O! mein Inneres hatte ihn angesprochen, nicht zu zweifeln war an dem Anklang unserer Gemüter! – Wie, sprach ich zu mir selbst, wie konnte dich das ungewohnte Betragen dieses Fremden so in Furcht und Schrecken setzen? – Was bewies dieses Springen, dieses Klaffen, dieses Toben, dieses Rennen, dieses Heulen anders als den in Liebe und Lust, in der freudigen Freiheit des Lebens heftig und mächtig bewegten Jüngling? – O es wohnt Tugend, edle Pudeltümlichkeit in jener schwarz bepelzten Brust! – Durch diese Gedanken erkräftigt, beschloß ich, den ersten Schritt zu tun zu näherer engerer Einigung unserer Seelen, und herabzusteigen von dem Stuhl des Meisters.
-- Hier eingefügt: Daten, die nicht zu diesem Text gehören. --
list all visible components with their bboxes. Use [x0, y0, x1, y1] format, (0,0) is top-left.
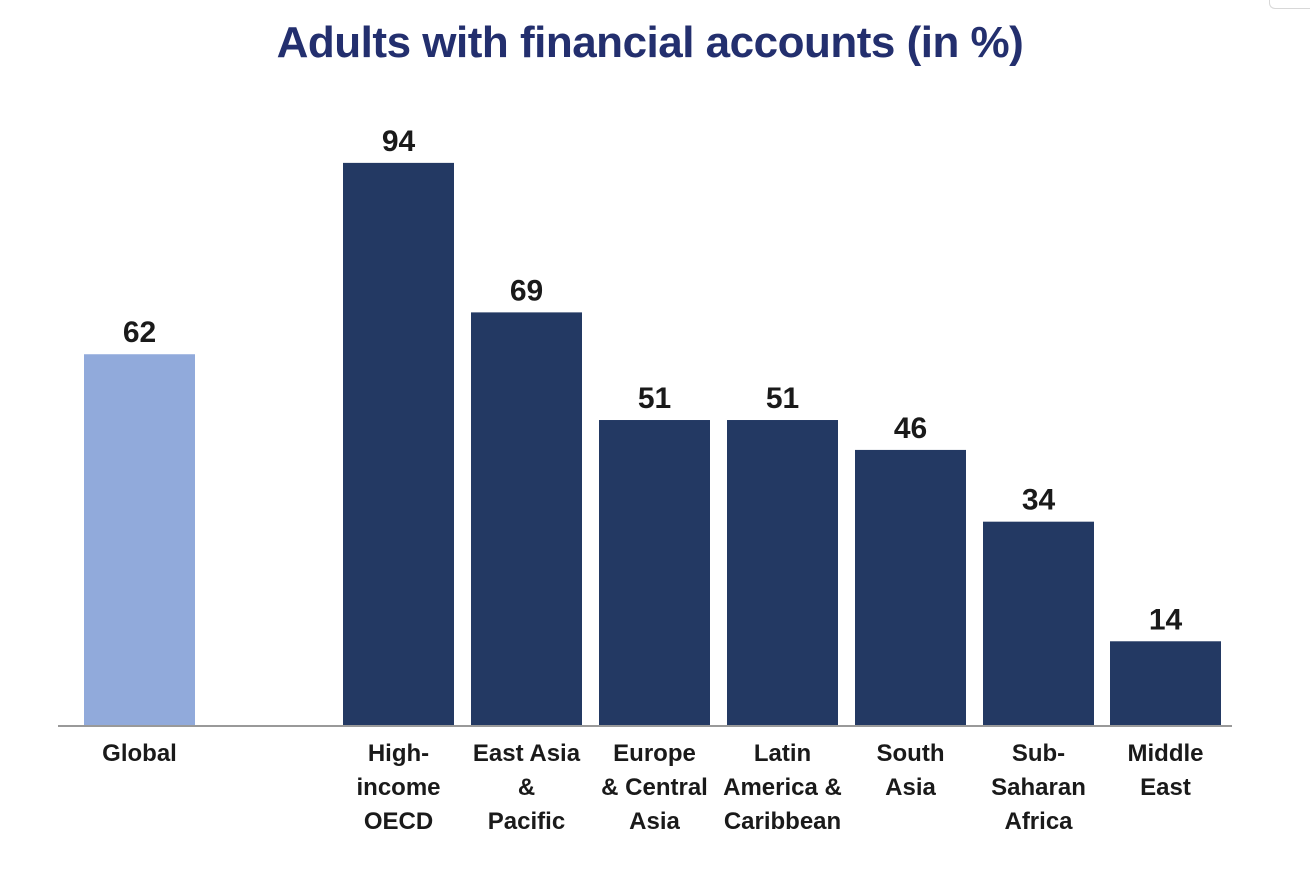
category-label-line: Caribbean [724, 808, 841, 835]
category-label-6: Sub- Saharan Africa [991, 740, 1086, 835]
bar-value-label-3: 51 [638, 382, 671, 415]
window-corner-decoration [1269, 0, 1310, 9]
category-label-line: Sub- [1012, 740, 1065, 767]
category-label-3: Europe & Central Asia [601, 740, 708, 835]
bar-1 [343, 162, 454, 725]
bar-7 [1110, 641, 1221, 725]
category-label-line: Global [102, 740, 177, 767]
category-label-line: OECD [364, 808, 433, 835]
category-label-5: South Asia [877, 740, 945, 801]
category-label-line: & Central [601, 774, 708, 801]
category-label-line: income [356, 774, 440, 801]
category-labels-group: Global High-income OECD East Asia & Pacific Eu… [102, 740, 1203, 835]
category-label-1: High-income OECD [356, 740, 440, 835]
bar-3 [599, 420, 710, 725]
category-label-line: Latin [754, 740, 811, 767]
bar-4 [727, 420, 838, 725]
bar-value-label-4: 51 [766, 382, 799, 415]
bar-0 [84, 354, 195, 725]
bar-value-label-7: 14 [1149, 603, 1183, 636]
category-label-line: Asia [885, 774, 936, 801]
category-label-2: East Asia & Pacific [473, 740, 581, 835]
category-label-line: South [877, 740, 945, 767]
category-label-line: Europe [613, 740, 696, 767]
category-label-line: East Asia [473, 740, 581, 767]
category-label-line: Pacific [488, 808, 565, 835]
bar-6 [983, 521, 1094, 725]
category-label-7: Middle East [1128, 740, 1204, 801]
category-label-line: Middle [1128, 740, 1204, 767]
bar-value-label-6: 34 [1022, 484, 1056, 517]
bar-5 [855, 449, 966, 725]
chart-title: Adults with financial accounts (in %) [276, 18, 1024, 67]
bar-value-label-0: 62 [123, 316, 156, 349]
bar-2 [471, 312, 582, 725]
category-label-line: Asia [629, 808, 680, 835]
bar-value-label-1: 94 [382, 125, 416, 158]
bar-value-label-2: 69 [510, 274, 543, 307]
category-label-line: Saharan [991, 774, 1086, 801]
value-labels-group: 62 94 69 51 51 46 34 14 [123, 125, 1183, 636]
category-label-0: Global [102, 740, 177, 767]
category-label-line: High- [368, 740, 429, 767]
category-label-line: & [518, 774, 535, 801]
category-label-line: Africa [1004, 808, 1073, 835]
bar-value-label-5: 46 [894, 412, 927, 445]
category-label-4: Latin America & Caribbean [723, 740, 842, 835]
bars-group [84, 162, 1221, 725]
category-label-line: East [1140, 774, 1191, 801]
category-label-line: America & [723, 774, 842, 801]
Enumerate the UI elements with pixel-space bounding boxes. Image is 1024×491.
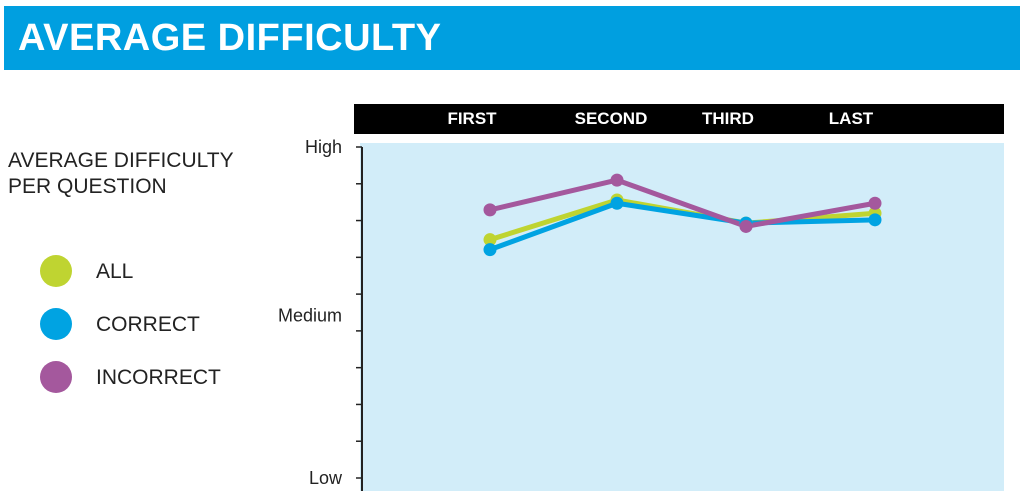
legend-dot-incorrect — [40, 361, 72, 393]
series-line-correct — [487, 200, 878, 253]
data-point-all-first — [483, 233, 497, 247]
data-point-incorrect-second — [610, 173, 624, 187]
legend-label-correct: CORRECT — [96, 313, 200, 336]
data-point-correct-second — [610, 196, 624, 210]
y-tick-label-low: Low — [309, 468, 343, 488]
y-tick-label-high: High — [305, 137, 342, 157]
category-label-second: SECOND — [575, 109, 648, 128]
title-banner: AVERAGE DIFFICULTY — [4, 6, 1020, 70]
data-point-correct-first — [483, 243, 497, 257]
legend-label-incorrect: INCORRECT — [96, 366, 221, 389]
page-title: AVERAGE DIFFICULTY — [18, 17, 442, 59]
data-point-incorrect-first — [483, 203, 497, 217]
series-line-incorrect — [487, 177, 878, 229]
data-point-correct-last — [868, 213, 882, 227]
category-label-last: LAST — [829, 109, 874, 128]
legend-dot-correct — [40, 308, 72, 340]
plot-area — [360, 143, 1004, 491]
legend-item-all: ALL — [40, 255, 270, 289]
category-label-first: FIRST — [447, 109, 497, 128]
legend-label-all: ALL — [96, 260, 134, 283]
category-header-bar — [354, 104, 1004, 134]
legend-title: AVERAGE DIFFICULTY PER QUESTION — [8, 149, 234, 198]
legend-item-incorrect: INCORRECT — [40, 361, 270, 395]
legend-dot-all — [40, 255, 72, 287]
category-label-third: THIRD — [702, 109, 754, 128]
data-point-incorrect-third — [739, 219, 753, 233]
y-tick-label-medium: Medium — [278, 306, 342, 326]
data-point-incorrect-last — [868, 196, 882, 210]
legend-item-correct: CORRECT — [40, 308, 270, 342]
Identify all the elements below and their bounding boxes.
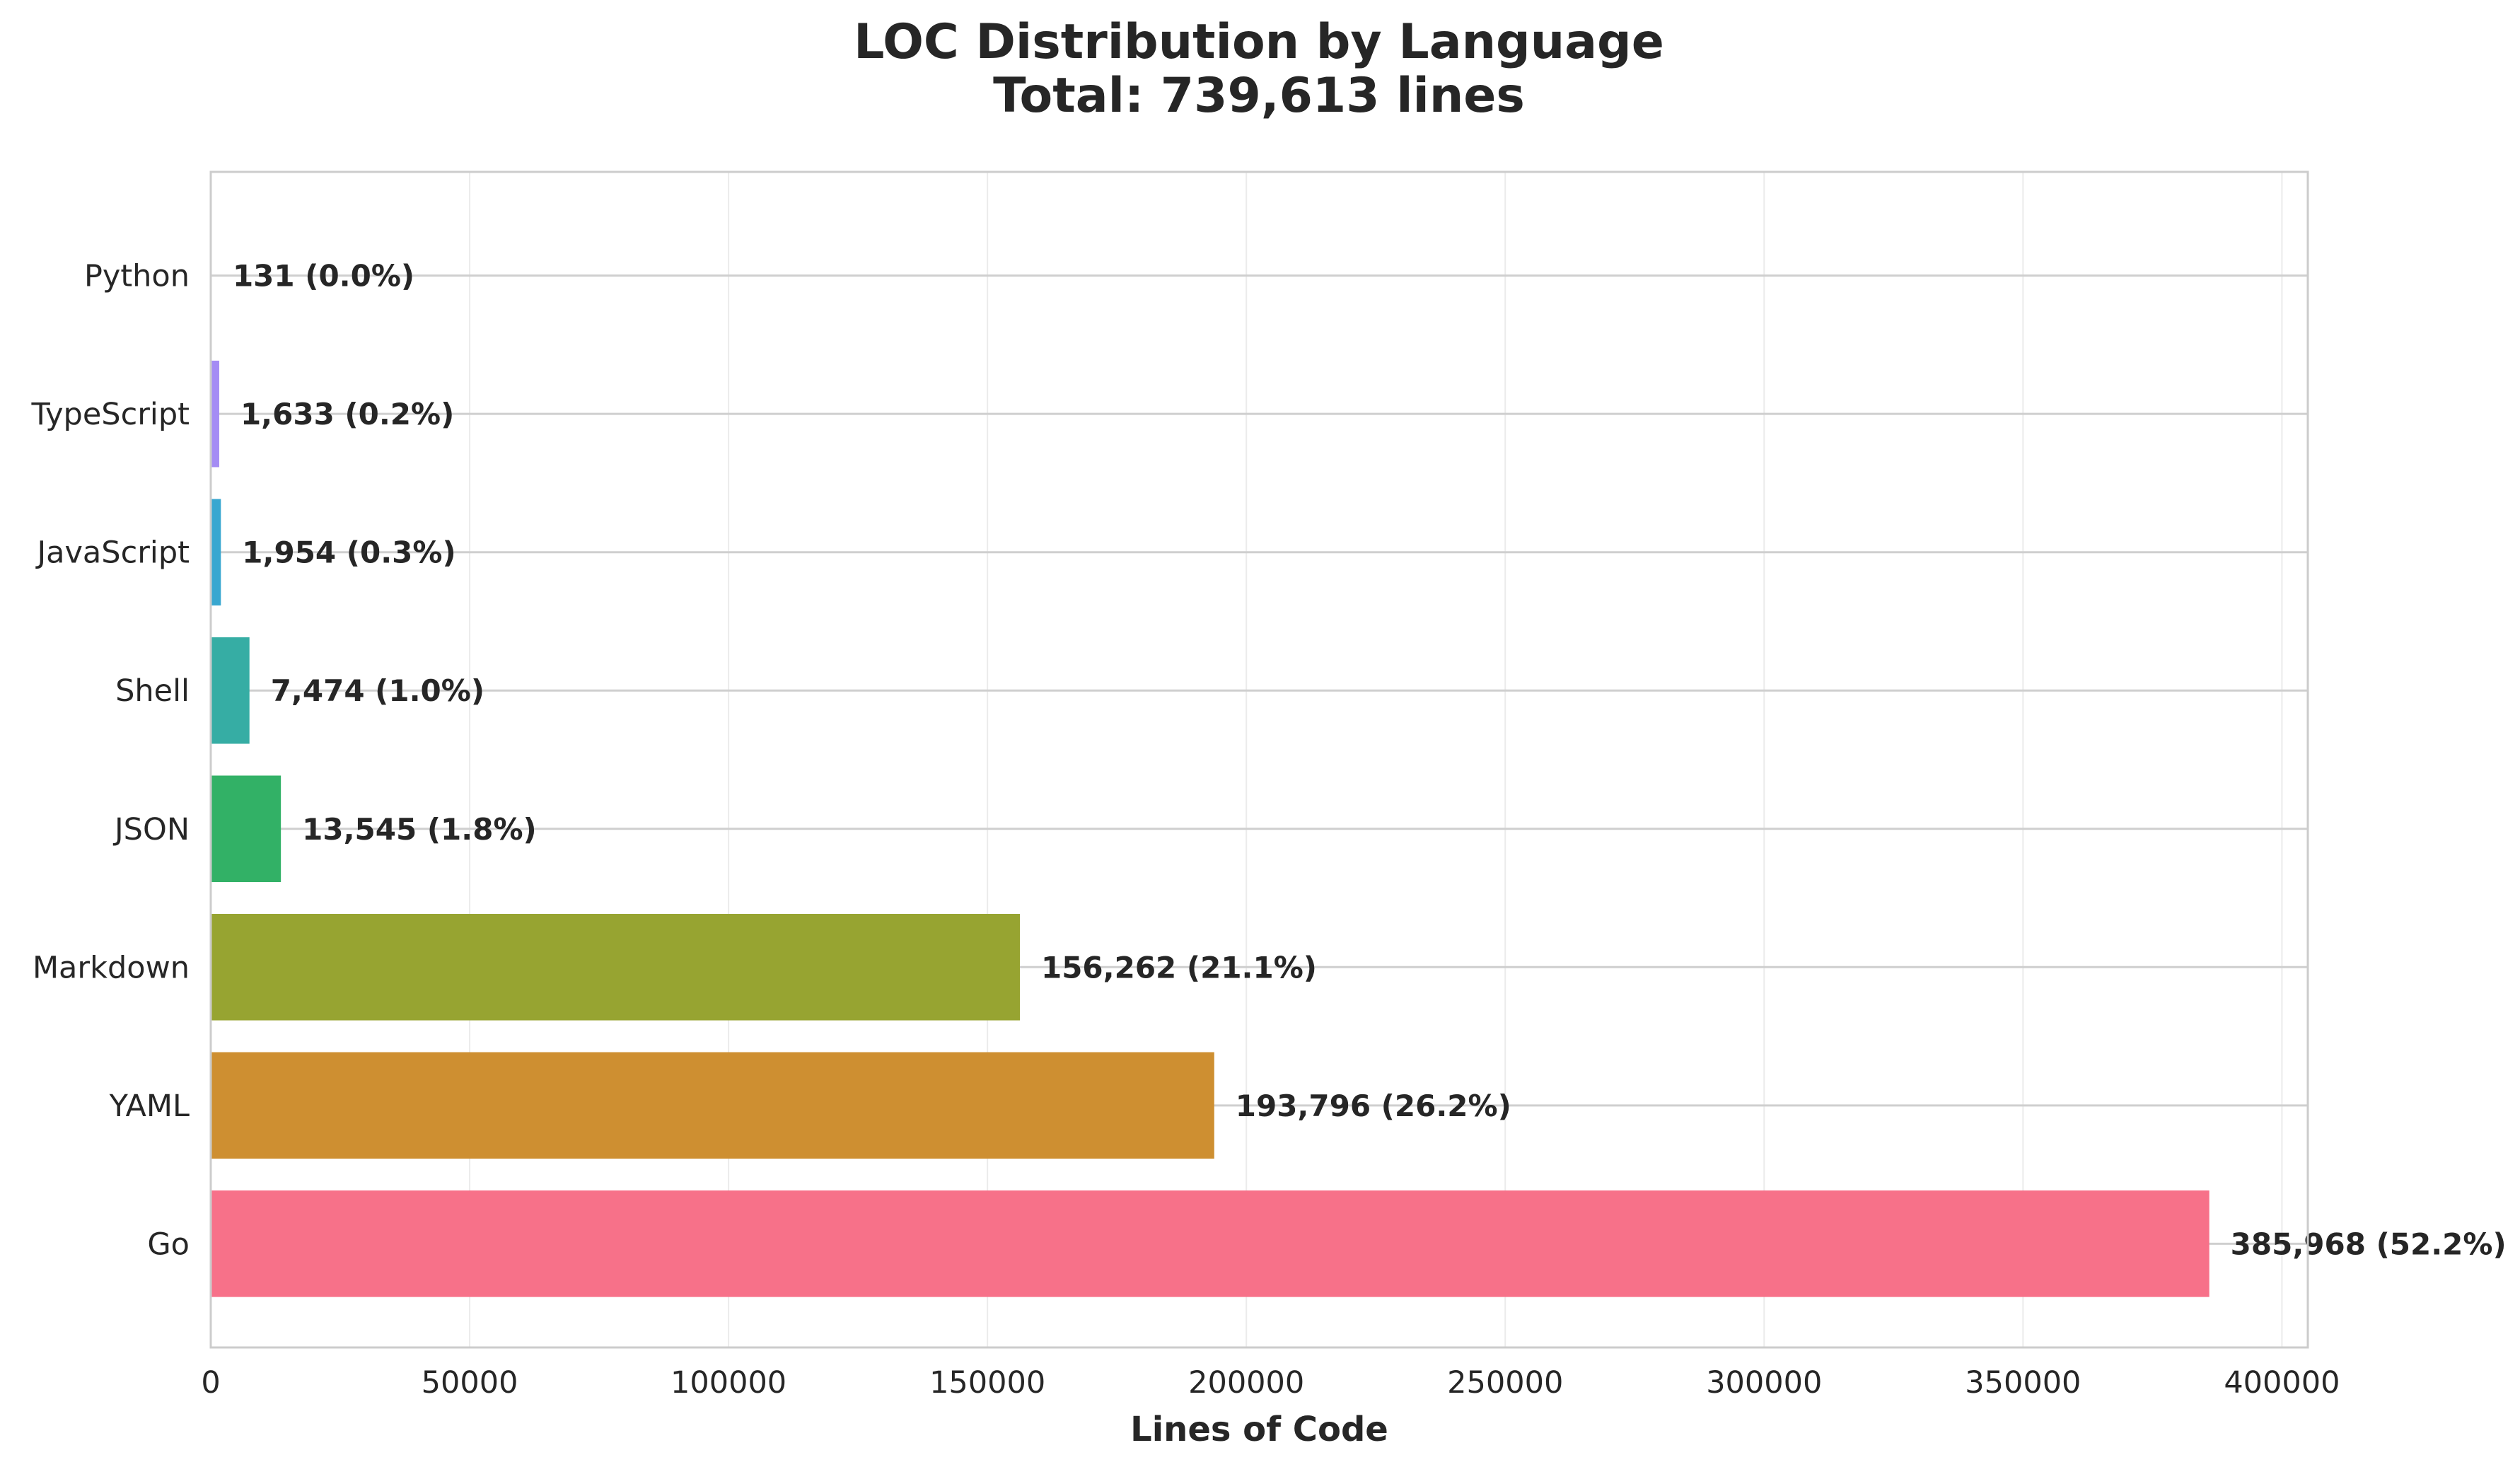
chart-subtitle: Total: 739,613 lines — [993, 68, 1525, 124]
bar-go — [211, 1190, 2210, 1297]
x-axis-label: Lines of Code — [1130, 1410, 1388, 1449]
bar-shell — [211, 637, 250, 744]
bar-yaml — [211, 1052, 1214, 1159]
y-tick-label: YAML — [109, 1089, 190, 1124]
bar-typescript — [211, 360, 219, 468]
data-label: 13,545 (1.8%) — [302, 812, 537, 847]
bars-layer — [211, 222, 2210, 1297]
data-label: 385,968 (52.2%) — [2231, 1227, 2507, 1261]
data-label: 1,954 (0.3%) — [242, 535, 455, 570]
y-tick-label: Python — [84, 259, 190, 294]
y-tick-label: JSON — [112, 812, 190, 847]
x-tick-label: 400000 — [2224, 1365, 2340, 1401]
y-tick-label: Shell — [115, 673, 190, 709]
plot-frame — [209, 170, 2309, 1349]
x-tick-label: 150000 — [929, 1365, 1045, 1401]
bar-javascript — [211, 499, 221, 605]
x-tick-label: 300000 — [1706, 1365, 1822, 1401]
labels-layer: 385,968 (52.2%) 193,796 (26.2%) 156,262 (2… — [233, 259, 2507, 1262]
data-label: 193,796 (26.2%) — [1236, 1089, 1511, 1123]
chart-title: LOC Distribution by Language — [854, 14, 1664, 70]
x-tick-label: 50000 — [422, 1365, 518, 1401]
bar-json — [211, 775, 281, 883]
y-tick-label: Markdown — [33, 950, 190, 985]
bar-markdown — [211, 914, 1020, 1021]
ticks-layer: 0 50000 100000 150000 200000 250000 300000 3500… — [31, 259, 2340, 1401]
x-tick-label: 0 — [201, 1365, 220, 1401]
y-tick-label: Go — [147, 1227, 190, 1262]
x-tick-label: 350000 — [1965, 1365, 2081, 1401]
x-tick-label: 250000 — [1447, 1365, 1563, 1401]
y-tick-label: JavaScript — [35, 535, 190, 571]
x-tick-label: 100000 — [670, 1365, 786, 1401]
data-label: 156,262 (21.1%) — [1041, 950, 1317, 985]
data-label: 7,474 (1.0%) — [271, 673, 484, 708]
data-label: 131 (0.0%) — [233, 259, 414, 294]
data-label: 1,633 (0.2%) — [240, 397, 454, 431]
y-tick-label: TypeScript — [31, 397, 190, 432]
x-tick-label: 200000 — [1188, 1365, 1304, 1401]
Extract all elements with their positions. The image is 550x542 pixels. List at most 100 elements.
Sowie ich mich erhob und dehnte, sprang der Pudel auf und in der Stube umher, mit lautem Klaffen! – Äußerungen eines herrlichen lebenskräftigen Gemüts! – Es war nichts mehr zu befürchten, ich stieg sogleich herab, und näherte mich behutsam leisen Schrittes dem neuen Freunde. Wir begannen jenen Akt, der in bedeutender Symbolik die nähere Erkenntnis verwandter Seelen, den Abschluß des aus dem inneren Gemüt heraus bedingten Bündnisses ausdrückt, und den der kurzsichtige frevelige Mensch mit dem gemeinen unedlen Ausdruck „Beschnüffeln“, bezeichnet. Mein schwarzer Freund bezeigte Lust, etwas von den Hühnerknochen zu genießen, die in meiner Speiseschüssel lagen. So gut ich es vermochte, gab ich ihm zu verstehen, daß es der Weltbildung, der Höflichkeit gemäß sei, ihn als meinen Gast zu bewirten. Er fraß mit erstaunlichem Appetit, während ich von weitem zusah. – Gut war es doch, daß ich den Bratfisch beiseite gebracht und einmagaziniert unter mein Lager. – Nach der Tafel begannen wir die anmutigsten Spiele, bis wir uns zuletzt, ganz ein Herz und eine Seele, umhalsten, und fest aneinander geklammert, uns einmal über das andere überkugelnd, uns innige Treue und Freundschaft zuschworen.